As far as I know, Graham planted the first Zinfandel in South Australia. We loved it.

But that old Cambrai is now the O'Brien Family's Kangarilla Road Winery, which doggedly holds its name long after the authorities changed the name of the actual Kangarilla Road to McLaren Flat Road. Graham Steven's retirement didn't last long: here he is making wine in the road that was called Sand Hill Road until the Ingoldbys got their end of it changed to Ingoldby.

Phil Christiansen pulls twisty moves in the Currant Shed: Not The Bushing Lunch Lunch Wine Show, Ingoldby Road 2013 ... photos Philip White

Beyond the site of Graham's second coming lies the Currant Shed, a fine old joint housing another of those restaurants designed for wiling away murky Sundays with a red or six. This is the site of the annual splinter group event that was for local political reasons called Not The Bushing Lunch but for other local political reasons got changed to Spring Carnivalé  in spite of being held in summer.

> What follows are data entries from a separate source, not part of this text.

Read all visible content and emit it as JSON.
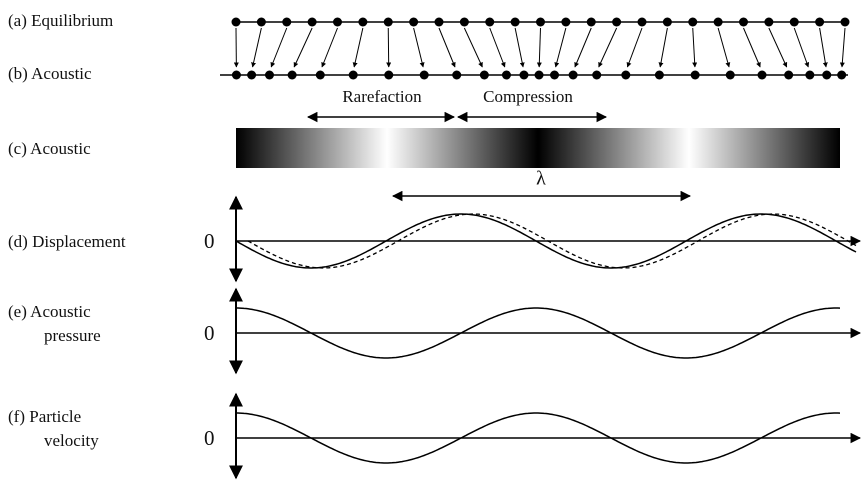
{
  "panels": [
    {
      "label": [
        "(a)  Equilibrium"
      ]
    },
    {
      "label": [
        "(b) Acoustic"
      ]
    },
    {
      "label": [
        "(c)  Acoustic"
      ]
    },
    {
      "label": [
        "(d)  Displacement"
      ],
      "zero": "0"
    },
    {
      "label": [
        "(e)  Acoustic",
        "pressure"
      ],
      "zero": "0"
    },
    {
      "label": [
        "(f)  Particle",
        "velocity"
      ],
      "zero": "0"
    }
  ],
  "annotations": {
    "rarefaction": "Rarefaction",
    "compression": "Compression",
    "wavelength": "λ"
  }
}
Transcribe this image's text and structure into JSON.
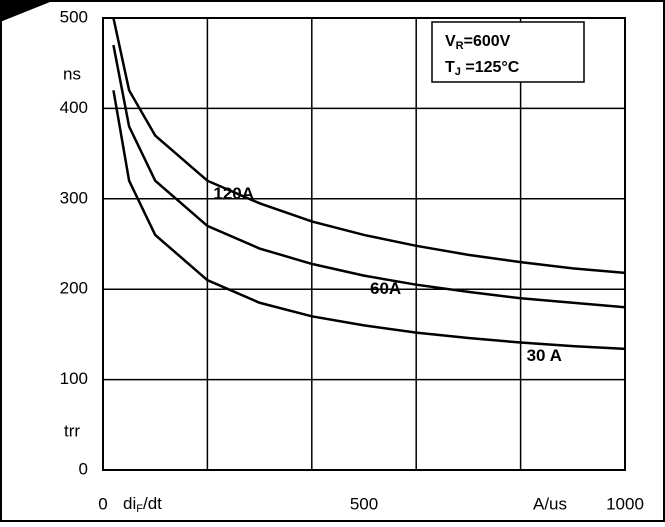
{
  "chart_data": {
    "type": "line",
    "y_label_top": "ns",
    "y_label_bottom": "trr",
    "x_label": [
      "di",
      "F",
      "/dt"
    ],
    "x_unit": "A/us",
    "annotations": [
      [
        "V",
        "R",
        "=600V"
      ],
      [
        "T",
        "J",
        " =125°C"
      ]
    ],
    "x": [
      20,
      50,
      100,
      200,
      300,
      400,
      500,
      600,
      700,
      800,
      900,
      1000
    ],
    "series": [
      {
        "name": "120A",
        "color": "#000000",
        "values": [
          500,
          420,
          370,
          320,
          295,
          275,
          260,
          248,
          238,
          230,
          223,
          218
        ]
      },
      {
        "name": "60A",
        "color": "#000000",
        "values": [
          470,
          380,
          320,
          270,
          245,
          228,
          215,
          205,
          197,
          190,
          185,
          180
        ]
      },
      {
        "name": "30 A",
        "color": "#000000",
        "values": [
          420,
          320,
          260,
          210,
          185,
          170,
          160,
          152,
          146,
          141,
          137,
          134
        ]
      }
    ],
    "xlim": [
      0,
      1000
    ],
    "ylim": [
      0,
      500
    ],
    "xticks": [
      0,
      500,
      1000
    ],
    "yticks": [
      0,
      100,
      200,
      300,
      400,
      500
    ],
    "xgrid": [
      0,
      200,
      400,
      600,
      800,
      1000
    ],
    "grid": true
  }
}
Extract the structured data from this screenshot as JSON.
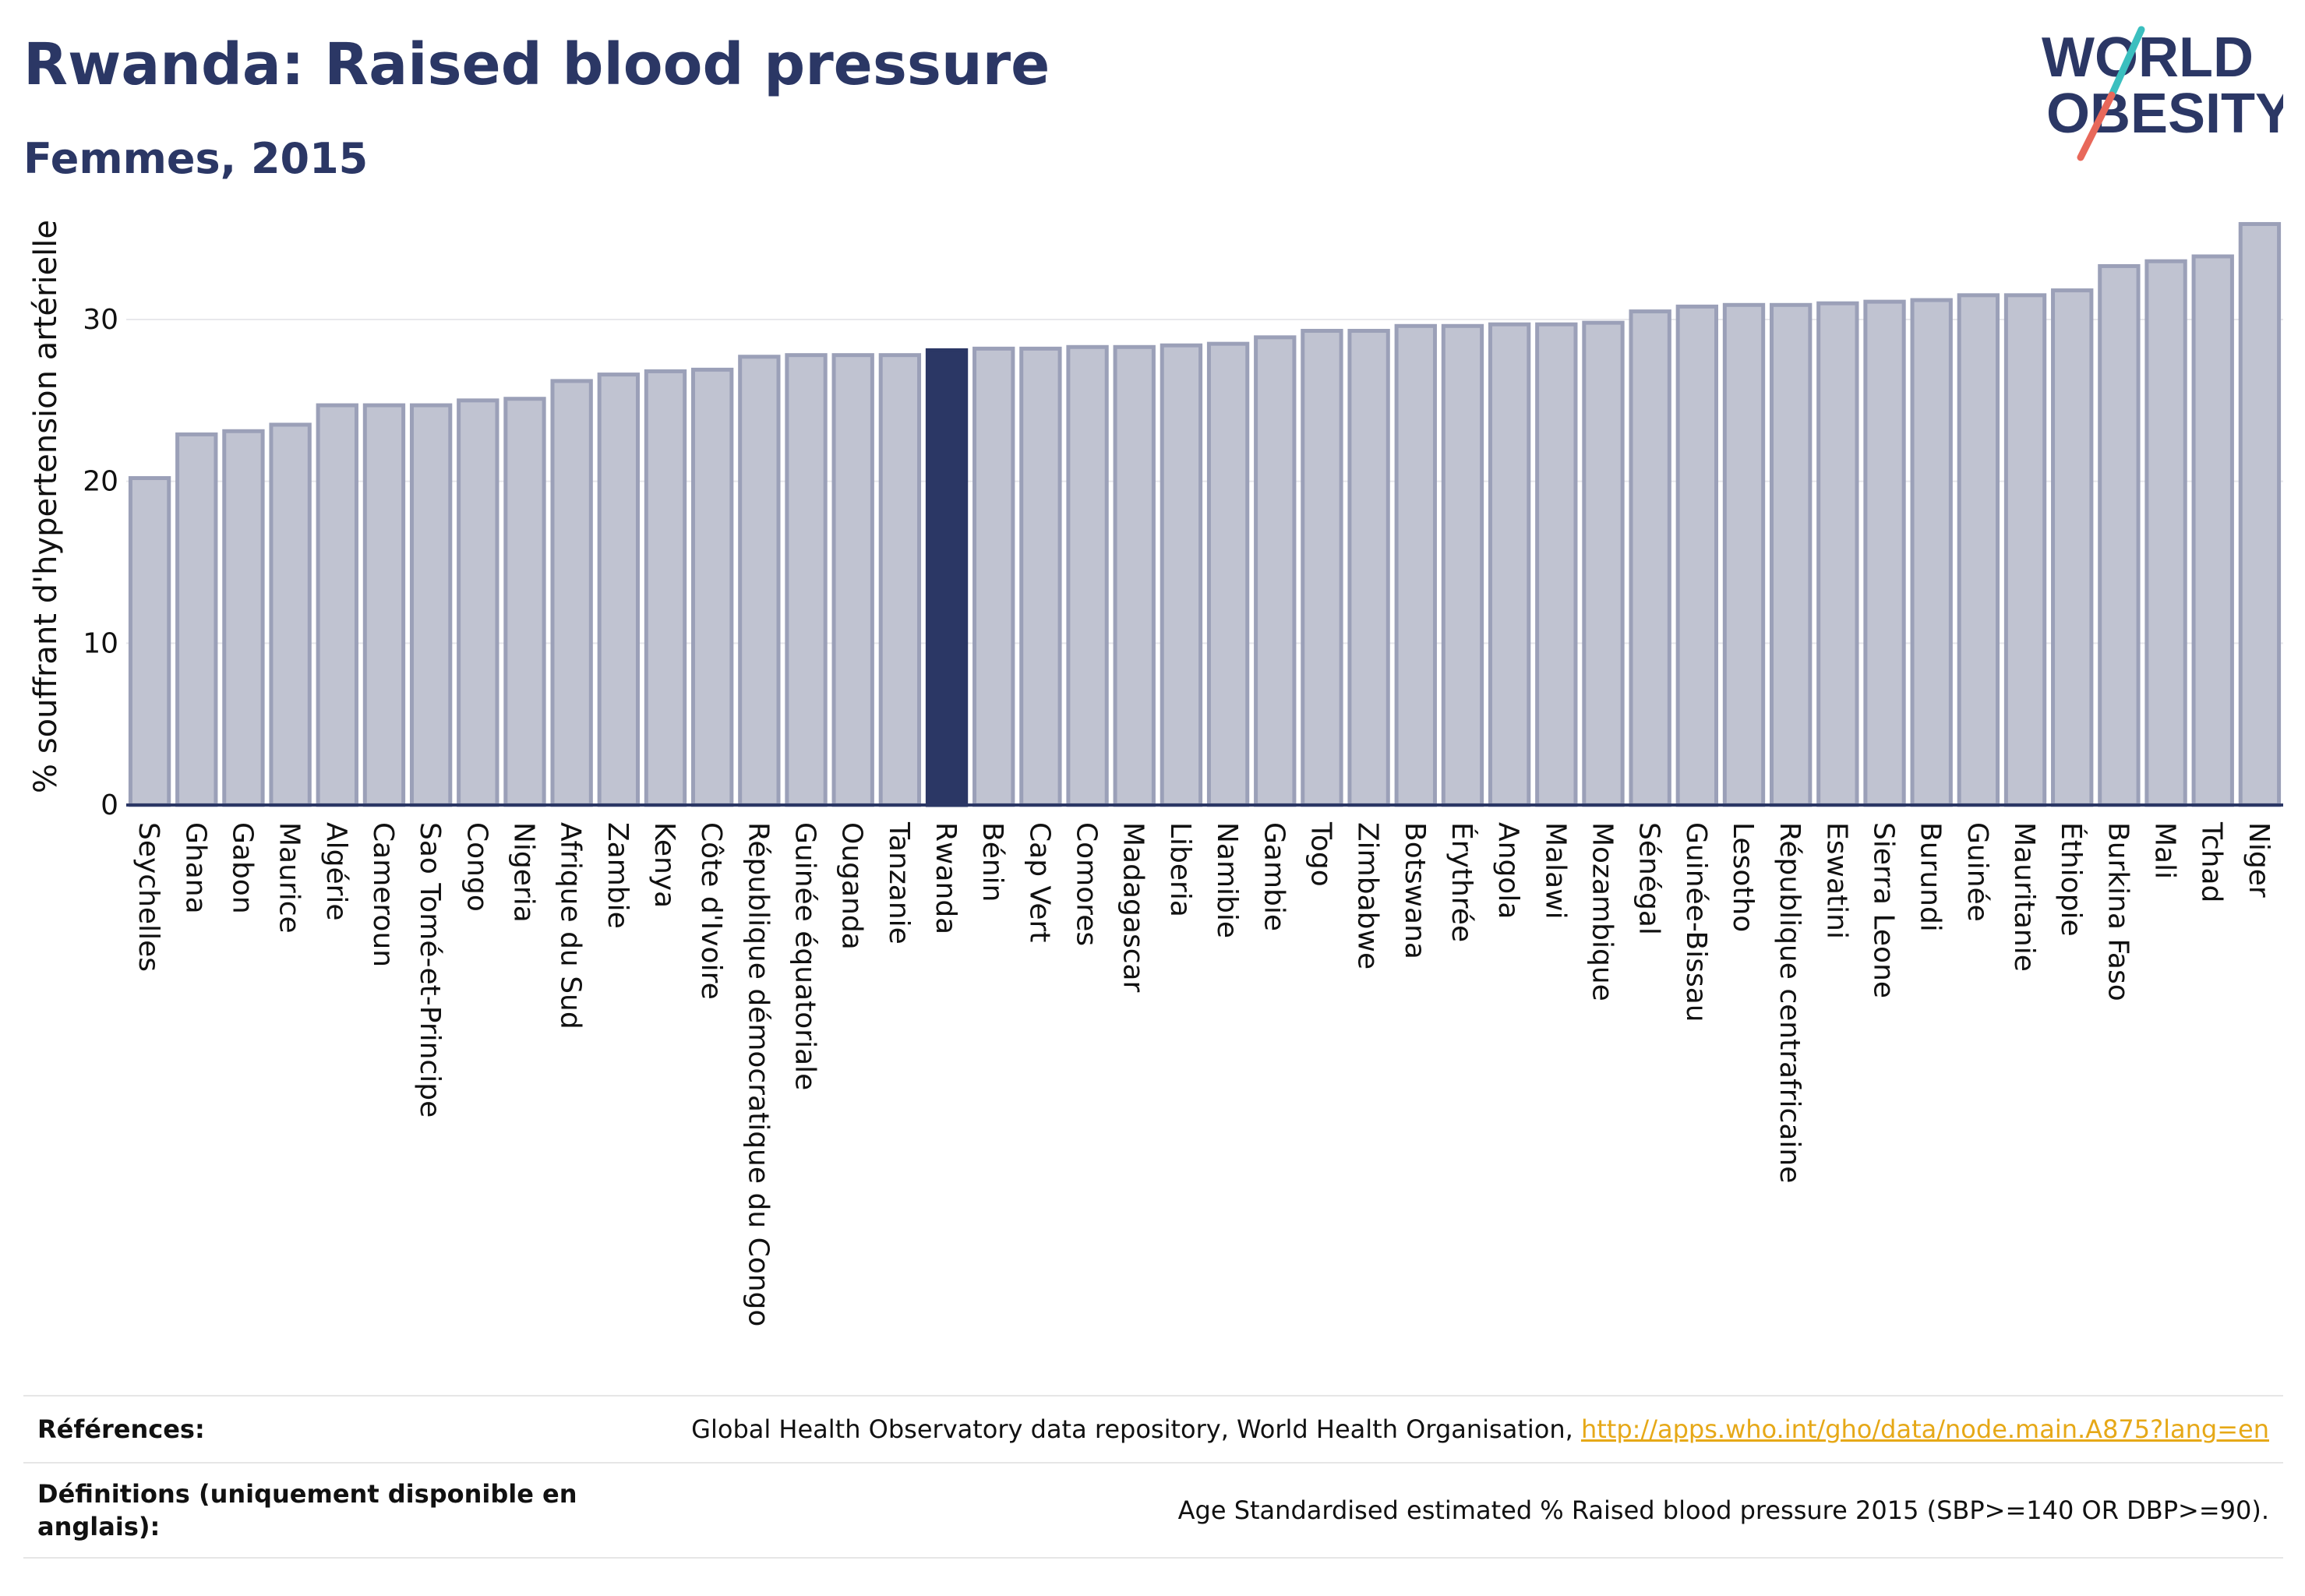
{
  "header": {
    "title": "Rwanda: Raised blood pressure",
    "subtitle": "Femmes, 2015"
  },
  "logo": {
    "line1": "WORLD",
    "line2": "OBESITY",
    "colors": {
      "text": "#2b3765",
      "slash_top": "#3bbfbf",
      "slash_bottom": "#e8685a"
    }
  },
  "chart_data": {
    "type": "bar",
    "title": "",
    "xlabel": "",
    "ylabel": "% souffrant d'hypertension artérielle",
    "ylim": [
      0,
      36.5
    ],
    "yticks": [
      0,
      10,
      20,
      30
    ],
    "grid": true,
    "highlight": "Rwanda",
    "colors": {
      "bar": "#c0c3d1",
      "bar_edge": "#9ba0b8",
      "highlight": "#2b3765",
      "axis": "#2b3765"
    },
    "categories": [
      "Seychelles",
      "Ghana",
      "Gabon",
      "Maurice",
      "Algérie",
      "Cameroun",
      "Sao Tomé-et-Principe",
      "Congo",
      "Nigeria",
      "Afrique du Sud",
      "Zambie",
      "Kenya",
      "Côte d'Ivoire",
      "République démocratique du Congo",
      "Guinée équatoriale",
      "Ouganda",
      "Tanzanie",
      "Rwanda",
      "Bénin",
      "Cap Vert",
      "Comores",
      "Madagascar",
      "Liberia",
      "Namibie",
      "Gambie",
      "Togo",
      "Zimbabwe",
      "Botswana",
      "Érythrée",
      "Angola",
      "Malawi",
      "Mozambique",
      "Sénégal",
      "Guinée-Bissau",
      "Lesotho",
      "République centrafricaine",
      "Eswatini",
      "Sierra Leone",
      "Burundi",
      "Guinée",
      "Mauritanie",
      "Éthiopie",
      "Burkina Faso",
      "Mali",
      "Tchad",
      "Niger"
    ],
    "values": [
      20.2,
      22.9,
      23.1,
      23.5,
      24.7,
      24.7,
      24.7,
      25.0,
      25.1,
      26.2,
      26.6,
      26.8,
      26.9,
      27.7,
      27.8,
      27.8,
      27.8,
      28.1,
      28.2,
      28.2,
      28.3,
      28.3,
      28.4,
      28.5,
      28.9,
      29.3,
      29.3,
      29.6,
      29.6,
      29.7,
      29.7,
      29.8,
      30.5,
      30.8,
      30.9,
      30.9,
      31.0,
      31.1,
      31.2,
      31.5,
      31.5,
      31.8,
      33.3,
      33.6,
      33.9,
      35.9
    ]
  },
  "references": {
    "ref_label": "Références:",
    "ref_text": "Global Health Observatory data repository, World Health Organisation, ",
    "ref_link": "http://apps.who.int/gho/data/node.main.A875?lang=en",
    "def_label": "Définitions (uniquement disponible en anglais):",
    "def_text": "Age Standardised estimated % Raised blood pressure 2015 (SBP>=140 OR DBP>=90)."
  }
}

Ingoldby would love that. 

But I'll guarantee he'd hate with the bitterest disdain the hulk of his old Ingoldby Ryecroft winery, which, under the hand of Southcorp/Fosters/Treasury, burst into a great malignant refinery of stainless steel and concrete, its walkways emblazoned in their flourescent occ health & safety Stalinism, but empty. It's a latter-day ghost town now, appropriately called Rosemount. Not one hi-res weskit, safety helmet or steel-capped boot in sight. It's all tumbleweeds and birdshit.

Like Jim's 1979 Cabernet, all those thousands of tonnes of grapes now go north to Barossa. Steel and concrete aside, that leaves Ingoldby Road pretty much the same as it was for most of the post-war years. How long before the currants and chooksheds return?

Best little wine show on earth? ... photo Philip White 

Or, more insidiously, how long before the appropriate Flash Harry pulls up in his black Merc and decides to build a poxy hi-rise hipster ghetto on that Rosemount slab? The amenity argument is already over: our Harry will argue that even the ugliest extrusion of stacked-up units would look better than that bloody refinery.

If it made real oil instead of the good stuff, that abomination would never be permitted in such lovely rural landscape. But I must tread carefully: the burgeoning villa rash that was once the village of McLaren Flat must deserve a giant Coles Guantanamo like the planning disaster the current government unloaded just down the creek, in the main street of McLaren Vale.